Even though the total number of employees differs heavily across the educational backgrounds, the overall distribution stays similar. One can observe a reduction in counts of employees for salaries between $12,000 and $17,000. The frequency of employees tends to increase at the higher end of monthly income levels.

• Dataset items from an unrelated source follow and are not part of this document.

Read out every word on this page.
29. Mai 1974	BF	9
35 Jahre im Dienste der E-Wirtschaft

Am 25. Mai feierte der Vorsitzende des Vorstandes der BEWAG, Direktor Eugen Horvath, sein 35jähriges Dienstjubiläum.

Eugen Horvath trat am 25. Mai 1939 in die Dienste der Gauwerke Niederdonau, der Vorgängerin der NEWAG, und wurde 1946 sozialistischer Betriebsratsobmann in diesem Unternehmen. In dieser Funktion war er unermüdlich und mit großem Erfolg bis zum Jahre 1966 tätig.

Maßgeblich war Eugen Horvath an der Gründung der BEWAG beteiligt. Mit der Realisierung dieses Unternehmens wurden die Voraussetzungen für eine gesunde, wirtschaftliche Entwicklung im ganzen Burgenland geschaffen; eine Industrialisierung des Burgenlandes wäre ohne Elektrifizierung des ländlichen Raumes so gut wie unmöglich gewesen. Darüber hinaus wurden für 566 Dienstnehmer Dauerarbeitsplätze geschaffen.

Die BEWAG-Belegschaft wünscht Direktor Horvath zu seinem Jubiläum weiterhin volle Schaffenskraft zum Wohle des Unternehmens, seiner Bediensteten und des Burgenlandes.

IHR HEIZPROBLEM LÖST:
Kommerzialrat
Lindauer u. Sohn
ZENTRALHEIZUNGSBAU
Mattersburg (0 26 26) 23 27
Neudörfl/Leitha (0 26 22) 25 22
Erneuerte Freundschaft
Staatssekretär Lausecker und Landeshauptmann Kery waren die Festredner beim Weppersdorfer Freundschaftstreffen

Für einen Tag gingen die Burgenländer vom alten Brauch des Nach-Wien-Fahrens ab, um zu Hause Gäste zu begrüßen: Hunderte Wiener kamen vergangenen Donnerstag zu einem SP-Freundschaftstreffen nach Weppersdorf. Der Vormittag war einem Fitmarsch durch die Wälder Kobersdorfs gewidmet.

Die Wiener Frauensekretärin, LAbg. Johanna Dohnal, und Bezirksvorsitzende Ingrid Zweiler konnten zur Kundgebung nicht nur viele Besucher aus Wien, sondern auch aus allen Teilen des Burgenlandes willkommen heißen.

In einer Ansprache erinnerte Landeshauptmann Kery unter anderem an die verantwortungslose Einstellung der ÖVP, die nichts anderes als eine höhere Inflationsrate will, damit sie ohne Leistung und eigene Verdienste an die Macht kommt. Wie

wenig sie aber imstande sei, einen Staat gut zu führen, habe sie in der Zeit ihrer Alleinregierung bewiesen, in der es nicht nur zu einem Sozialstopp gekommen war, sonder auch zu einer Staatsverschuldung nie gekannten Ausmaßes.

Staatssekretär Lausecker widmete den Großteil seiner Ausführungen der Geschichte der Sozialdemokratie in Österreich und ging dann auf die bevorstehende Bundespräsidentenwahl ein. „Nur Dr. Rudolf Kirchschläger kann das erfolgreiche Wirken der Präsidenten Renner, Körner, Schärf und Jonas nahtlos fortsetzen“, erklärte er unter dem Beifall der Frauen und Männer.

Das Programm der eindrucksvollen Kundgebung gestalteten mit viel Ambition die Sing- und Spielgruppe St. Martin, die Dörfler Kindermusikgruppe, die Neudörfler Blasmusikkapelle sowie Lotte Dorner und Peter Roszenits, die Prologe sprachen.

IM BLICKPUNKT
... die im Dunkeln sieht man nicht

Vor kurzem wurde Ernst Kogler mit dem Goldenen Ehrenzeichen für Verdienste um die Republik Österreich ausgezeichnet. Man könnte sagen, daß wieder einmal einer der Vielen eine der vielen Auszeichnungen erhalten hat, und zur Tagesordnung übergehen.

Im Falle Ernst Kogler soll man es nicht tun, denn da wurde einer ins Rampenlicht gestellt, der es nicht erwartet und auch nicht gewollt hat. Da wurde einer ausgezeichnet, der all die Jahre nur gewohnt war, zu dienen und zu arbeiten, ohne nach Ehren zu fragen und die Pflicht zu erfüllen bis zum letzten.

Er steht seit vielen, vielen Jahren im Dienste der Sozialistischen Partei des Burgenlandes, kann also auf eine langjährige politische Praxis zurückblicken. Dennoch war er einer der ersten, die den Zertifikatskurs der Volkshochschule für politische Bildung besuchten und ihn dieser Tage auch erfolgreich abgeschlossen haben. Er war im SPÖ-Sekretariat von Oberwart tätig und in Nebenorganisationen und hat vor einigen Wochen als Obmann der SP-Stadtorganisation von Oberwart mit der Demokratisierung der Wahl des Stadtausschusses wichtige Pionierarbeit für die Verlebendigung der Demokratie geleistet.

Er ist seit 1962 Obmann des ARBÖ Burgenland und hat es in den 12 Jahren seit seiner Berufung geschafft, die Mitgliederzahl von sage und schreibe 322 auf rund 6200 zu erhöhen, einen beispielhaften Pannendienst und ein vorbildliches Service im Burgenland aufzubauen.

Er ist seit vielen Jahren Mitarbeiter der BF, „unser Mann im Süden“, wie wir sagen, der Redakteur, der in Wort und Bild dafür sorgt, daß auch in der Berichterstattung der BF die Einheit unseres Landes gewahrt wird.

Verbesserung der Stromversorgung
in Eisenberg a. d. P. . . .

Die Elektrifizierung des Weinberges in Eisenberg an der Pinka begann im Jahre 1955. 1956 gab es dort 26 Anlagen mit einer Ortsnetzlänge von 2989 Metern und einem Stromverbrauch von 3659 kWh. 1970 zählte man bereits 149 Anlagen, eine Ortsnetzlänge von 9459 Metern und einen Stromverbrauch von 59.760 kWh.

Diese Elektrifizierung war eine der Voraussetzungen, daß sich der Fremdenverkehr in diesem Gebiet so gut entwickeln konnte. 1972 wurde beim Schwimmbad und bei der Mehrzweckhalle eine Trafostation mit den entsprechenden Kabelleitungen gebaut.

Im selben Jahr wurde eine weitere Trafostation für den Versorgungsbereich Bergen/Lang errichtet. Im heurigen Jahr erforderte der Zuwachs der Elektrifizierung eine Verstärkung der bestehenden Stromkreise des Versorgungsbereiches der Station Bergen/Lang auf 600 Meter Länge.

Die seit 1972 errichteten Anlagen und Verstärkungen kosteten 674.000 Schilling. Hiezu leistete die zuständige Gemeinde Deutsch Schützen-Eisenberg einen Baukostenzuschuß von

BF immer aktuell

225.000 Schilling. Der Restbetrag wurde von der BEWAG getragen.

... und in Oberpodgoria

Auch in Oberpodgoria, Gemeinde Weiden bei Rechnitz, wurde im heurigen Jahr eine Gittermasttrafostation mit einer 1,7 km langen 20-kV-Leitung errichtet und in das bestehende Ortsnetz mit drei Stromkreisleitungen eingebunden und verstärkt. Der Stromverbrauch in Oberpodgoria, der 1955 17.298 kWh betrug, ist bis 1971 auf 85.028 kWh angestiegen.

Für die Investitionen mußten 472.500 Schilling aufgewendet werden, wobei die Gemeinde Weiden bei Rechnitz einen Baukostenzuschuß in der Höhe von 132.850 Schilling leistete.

A similar picture is shown in the following density plot:

  • Plot income vs age, faceted by job_role
plot8 <- ggplot(hr_cleaned, aes(x=age, y=monthly_income))+ 
  geom_point(size=0.1)+ 
  geom_smooth(method = "lm")+
  facet_wrap(vars(job_role), scales = "free")+
  
  scale_y_continuous(labels = dollar)+
  
  labs(title = "Income by age and job title", subtitle = "A look at the relationship between age, job title and monthly income level", x = "Age" , y="Monthly income")+
  
  ggthemes::theme_stata()+
  theme(plot.background = element_blank())

plot8 

The positive relationship between age and income stays consistent across job titles, i.e. the higher the age, the higher the monthly income. The strength of relationship, however, varies. For instance, the increase in salaries for research directors is higher than for research scientists.